Use Phasor~ for timing. Why?

Mar 19, 2012 at 8:09pm

Use Phasor~ for timing. Why?

Out of pure interest, i would be grateful if someone would like to explain this.

I have no problem with it whatsoever, its always worked a charm for me, and it was advised to me when i started patching, so i always did!

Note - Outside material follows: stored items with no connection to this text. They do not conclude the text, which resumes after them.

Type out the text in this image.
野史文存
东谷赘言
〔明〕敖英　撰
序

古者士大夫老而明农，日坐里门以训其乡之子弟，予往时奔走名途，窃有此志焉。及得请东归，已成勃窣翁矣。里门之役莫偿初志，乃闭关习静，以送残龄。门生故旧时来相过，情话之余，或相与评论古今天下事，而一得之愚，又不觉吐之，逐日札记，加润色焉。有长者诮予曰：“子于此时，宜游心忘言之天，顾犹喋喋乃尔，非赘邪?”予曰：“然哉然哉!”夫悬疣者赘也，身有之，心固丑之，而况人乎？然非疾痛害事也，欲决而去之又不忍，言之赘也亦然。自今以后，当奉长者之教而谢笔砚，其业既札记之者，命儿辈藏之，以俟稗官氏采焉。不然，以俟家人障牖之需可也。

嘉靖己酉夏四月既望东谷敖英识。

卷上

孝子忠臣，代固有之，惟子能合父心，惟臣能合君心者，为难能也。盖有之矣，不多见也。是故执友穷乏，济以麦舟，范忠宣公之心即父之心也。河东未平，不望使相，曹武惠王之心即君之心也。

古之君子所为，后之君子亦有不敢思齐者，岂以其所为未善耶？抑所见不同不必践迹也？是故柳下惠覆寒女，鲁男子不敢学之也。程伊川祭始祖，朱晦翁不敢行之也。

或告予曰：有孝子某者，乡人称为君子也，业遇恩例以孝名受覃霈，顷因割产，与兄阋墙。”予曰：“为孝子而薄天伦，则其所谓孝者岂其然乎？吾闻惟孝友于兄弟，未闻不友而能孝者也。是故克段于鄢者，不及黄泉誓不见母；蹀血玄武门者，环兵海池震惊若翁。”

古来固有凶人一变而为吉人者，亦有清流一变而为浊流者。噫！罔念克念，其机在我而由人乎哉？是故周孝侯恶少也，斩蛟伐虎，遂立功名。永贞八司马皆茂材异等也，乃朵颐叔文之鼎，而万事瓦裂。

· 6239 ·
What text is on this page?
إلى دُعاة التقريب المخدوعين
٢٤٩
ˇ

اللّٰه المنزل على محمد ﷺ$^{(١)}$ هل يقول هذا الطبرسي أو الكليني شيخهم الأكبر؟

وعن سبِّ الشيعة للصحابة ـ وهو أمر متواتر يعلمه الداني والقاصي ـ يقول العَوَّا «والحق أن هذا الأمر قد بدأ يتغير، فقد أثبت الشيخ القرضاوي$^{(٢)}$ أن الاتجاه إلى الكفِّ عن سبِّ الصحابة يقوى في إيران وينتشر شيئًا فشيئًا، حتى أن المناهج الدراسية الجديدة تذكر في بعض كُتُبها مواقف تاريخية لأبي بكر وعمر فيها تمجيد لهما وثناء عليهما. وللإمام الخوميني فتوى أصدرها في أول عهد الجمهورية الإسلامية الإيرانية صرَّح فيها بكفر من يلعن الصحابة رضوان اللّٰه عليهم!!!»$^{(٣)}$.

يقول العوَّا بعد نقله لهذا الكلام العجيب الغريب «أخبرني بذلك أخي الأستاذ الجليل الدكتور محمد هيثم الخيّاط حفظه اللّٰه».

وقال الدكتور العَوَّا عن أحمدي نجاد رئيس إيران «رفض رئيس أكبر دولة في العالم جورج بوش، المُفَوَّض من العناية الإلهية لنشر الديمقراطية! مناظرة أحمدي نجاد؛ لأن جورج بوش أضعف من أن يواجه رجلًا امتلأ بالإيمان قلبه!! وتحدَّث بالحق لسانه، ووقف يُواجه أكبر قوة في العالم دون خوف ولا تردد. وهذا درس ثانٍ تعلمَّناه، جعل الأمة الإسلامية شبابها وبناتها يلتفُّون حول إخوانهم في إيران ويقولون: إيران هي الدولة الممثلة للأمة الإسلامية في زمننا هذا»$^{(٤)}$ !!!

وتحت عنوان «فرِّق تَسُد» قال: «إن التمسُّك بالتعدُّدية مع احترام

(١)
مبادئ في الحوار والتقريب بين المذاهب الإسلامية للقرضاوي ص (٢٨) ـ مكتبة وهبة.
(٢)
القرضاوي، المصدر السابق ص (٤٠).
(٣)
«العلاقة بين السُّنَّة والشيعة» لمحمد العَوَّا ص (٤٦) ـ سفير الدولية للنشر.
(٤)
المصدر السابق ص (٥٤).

But, i never asked why. So…why?



Mar 19, 2012 at 8:58pm

as far as I understand it, because phasor outputs a signal and is therefore part of the signal network, it has a finer timing resolution (ie tens of microseconds rather than hundreds of microseconds) than non-msp objects such as metro. Because it is part of the signal network, it also is locked to all other objects in the same patch, and so there is no long-term drift in timing, relative to other msp objects in the patch

but if you do a search you’ll find more detailed explanations

Mar 19, 2012 at 10:19pm

my guess:
phasor is also short for ‘phase-vector’:

the object ‘phasor~’ in max and pd is based on a similar idea of traversing a vector(of samples) that keeps a running count of phase(from 0 to 1) with sample-accuracy. by definition, it’s highly suited for tight synchronization.

Mar 19, 2012 at 10:31pm

of course you can always implement sample accuracy also when it is not really needed, for example in a sequencer. :)

Mar 19, 2012 at 11:38pm

Cool. That sounds logical to me

Will look more into it

Thanks guys!


Apr 27, 2012 at 12:30pm

Similar to this question, I have a single tempo/frequency relative [phasor~] generating a click for a tempo, and from that same [phasor~] I am generating a 1/2 note sine wave to act as a control signal for the frequency of a [cycle~]. I want to be able to stop, start and reset this patch without loosing synchronisation. Could anyone briefly look at my patch and tell me if I am approaching this correctly? The button at the top of the patch resets everything when pressed.